The Big Society: six reasons to be excited

5. The payoff

Entrepreneurs will be relieved to hear that getting involved in the Big Society can bring cash dividends, even when the motivation for participating is purely altruistic. You only have to look at brands such as The Body Shop and Innocent Smoothies to see the way ethical actions can be used as a powerful marketing tool. There are other benefits too. Colin Crookes is the founder of a Wembley-based social enterprise called Green Works, which refurbishes unwanted furniture for worthy recipients such as schools and charities. Crooks also advises private-sector firms on how to develop a social responsibility strategy. He says there is no conflict between doing the right thing and making money: “Businesses ought to get involved in the Big Society because the benefits are so clear. There’s a reputational benefit. Customers will perceive you in a more favourable light. Your staff will benefit – they always react positively. They think their company cares about people and isn’t just a profit machine. This reduces staff turnover.” And because Big Society projects require staff to use their skills, it can boost their self-esteem. “They go into other organisations and use their skills. They suddenly see their own talents in a different light.” One last dividend: “Getting involved gives salespeople something to talk to clients about.

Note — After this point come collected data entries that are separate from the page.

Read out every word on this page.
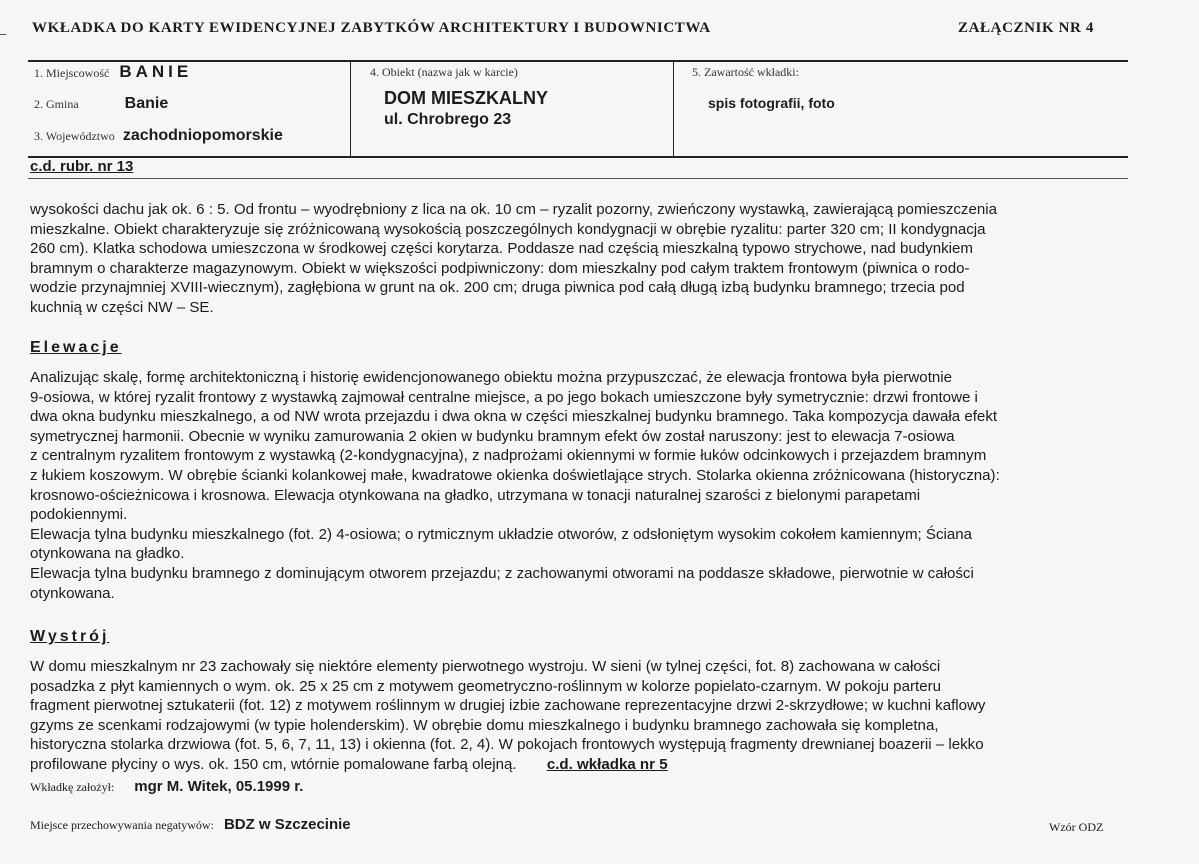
WKŁADKA DO KARTY EWIDENCYJNEJ ZABYTKÓW ARCHITEKTURY I BUDOWNICTWA	ZAŁĄCZNIK NR 4
1. Miejscowość BANIE
2. Gmina	Banie
3. Województwo zachodniopomorskie
4. Obiekt (nazwa jak w karcie)
DOM MIESZKALNY
ul. Chrobrego 23
5. Zawartość wkładki:
spis fotografii, foto
c.d. rubr. nr 13
wysokości dachu jak ok. 6 : 5. Od frontu – wyodrębniony z lica na ok. 10 cm – ryzalit pozorny, zwieńczony wystawką, zawierającą pomieszczenia
mieszkalne. Obiekt charakteryzuje się zróżnicowaną wysokością poszczególnych kondygnacji w obrębie ryzalitu: parter 320 cm; II kondygnacja
260 cm). Klatka schodowa umieszczona w środkowej części korytarza. Poddasze nad częścią mieszkalną typowo strychowe, nad budynkiem
bramnym o charakterze magazynowym. Obiekt w większości podpiwniczony: dom mieszkalny pod całym traktem frontowym (piwnica o rodo-
wodzie przynajmniej XVIII-wiecznym), zagłębiona w grunt na ok. 200 cm; druga piwnica pod całą długą izbą budynku bramnego; trzecia pod
kuchnią w części NW – SE.
Elewacje
Analizując skalę, formę architektoniczną i historię ewidencjonowanego obiektu można przypuszczać, że elewacja frontowa była pierwotnie
9-osiowa, w której ryzalit frontowy z wystawką zajmował centralne miejsce, a po jego bokach umieszczone były symetrycznie: drzwi frontowe i
dwa okna budynku mieszkalnego, a od NW wrota przejazdu i dwa okna w części mieszkalnej budynku bramnego. Taka kompozycja dawała efekt
symetrycznej harmonii. Obecnie w wyniku zamurowania 2 okien w budynku bramnym efekt ów został naruszony: jest to elewacja 7-osiowa
z centralnym ryzalitem frontowym z wystawką (2-kondygnacyjna), z nadprożami okiennymi w formie łuków odcinkowych i przejazdem bramnym
z łukiem koszowym. W obrębie ścianki kolankowej małe, kwadratowe okienka doświetlające strych. Stolarka okienna zróżnicowana (historyczna):
krosnowo-ościeżnicowa i krosnowa. Elewacja otynkowana na gładko, utrzymana w tonacji naturalnej szarości z bielonymi parapetami
podokiennymi.
Elewacja tylna budynku mieszkalnego (fot. 2) 4-osiowa; o rytmicznym układzie otworów, z odsłoniętym wysokim cokołem kamiennym; Ściana
otynkowana na gładko.
Elewacja tylna budynku bramnego z dominującym otworem przejazdu; z zachowanymi otworami na poddasze składowe, pierwotnie w całości
otynkowana.
Wystrój
W domu mieszkalnym nr 23 zachowały się niektóre elementy pierwotnego wystroju. W sieni (w tylnej części, fot. 8) zachowana w całości
posadzka z płyt kamiennych o wym. ok. 25 x 25 cm z motywem geometryczno-roślinnym w kolorze popielato-czarnym. W pokoju parteru
fragment pierwotnej sztukaterii (fot. 12) z motywem roślinnym w drugiej izbie zachowane reprezentacyjne drzwi 2-skrzydłowe; w kuchni kaflowy
gzyms ze scenkami rodzajowymi (w typie holenderskim). W obrębie domu mieszkalnego i budynku bramnego zachowała się kompletna,
historyczna stolarka drzwiowa (fot. 5, 6, 7, 11, 13) i okienna (fot. 2, 4). W pokojach frontowych występują fragmenty drewnianej boazerii – lekko
profilowane płyciny o wys. ok. 150 cm, wtórnie pomalowane farbą olejną. c.d. wkładka nr 5
Wkładkę założył: mgr M. Witek, 05.1999 r.
Miejsce przechowywania negatywów: BDZ w Szczecinie	Wzór ODZ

Salespeople can talk about their projects, and it opens up a dialogue with clients, on a topic that isn’t related to profit. It helps build rapport, which then helps them sell.”

Crooks urges entrepreneurs to use the Big Society launch to get involved in something. “You now have permission to help your local community. Even if you just want a more  profitable business, it will be worthwhile.”

6. New demand streams

At the heart of the Big Society are communities getting organised. For the quick-witted entrepreneur, this trend will bring opportunities. Take the residents of Lyddington in Rutland, who stopped waiting for an upgrade to their broadband and founded their own telco, Rutland Broadband. It installed a fibre-optic line to the village, having raised £37,000 from residents. Lyddington now has 40Mbps broadband, the fastest in the UK, and Rutland Telecom is installing fibre for “not-spots” in Wales and Yorkshire.

Neighbourhood Watch schemes are being upgraded as residents tire of waiting for the police to get back on the beat. This has lead to an opportunity for entrepreneur James Wickes, founder of Jabbakam, a service streaming CCTV footage on mobiles and PCs. “The Big Society is all about people taking responsibility,” he says. “We are enabling that transition, providing a service that allows communities to protect themselves. Our CCTV service isn’t about replacing the police, but encouraging communities to support the police and supply information to them if necessary. The two groups can work together.”

Add up all the other goods and services that community action groups will need – from bank accounts to IT infrastructure – and it amounts to a lucrative market. The Big Society will mean big opportunities for small business owners who understand its potential.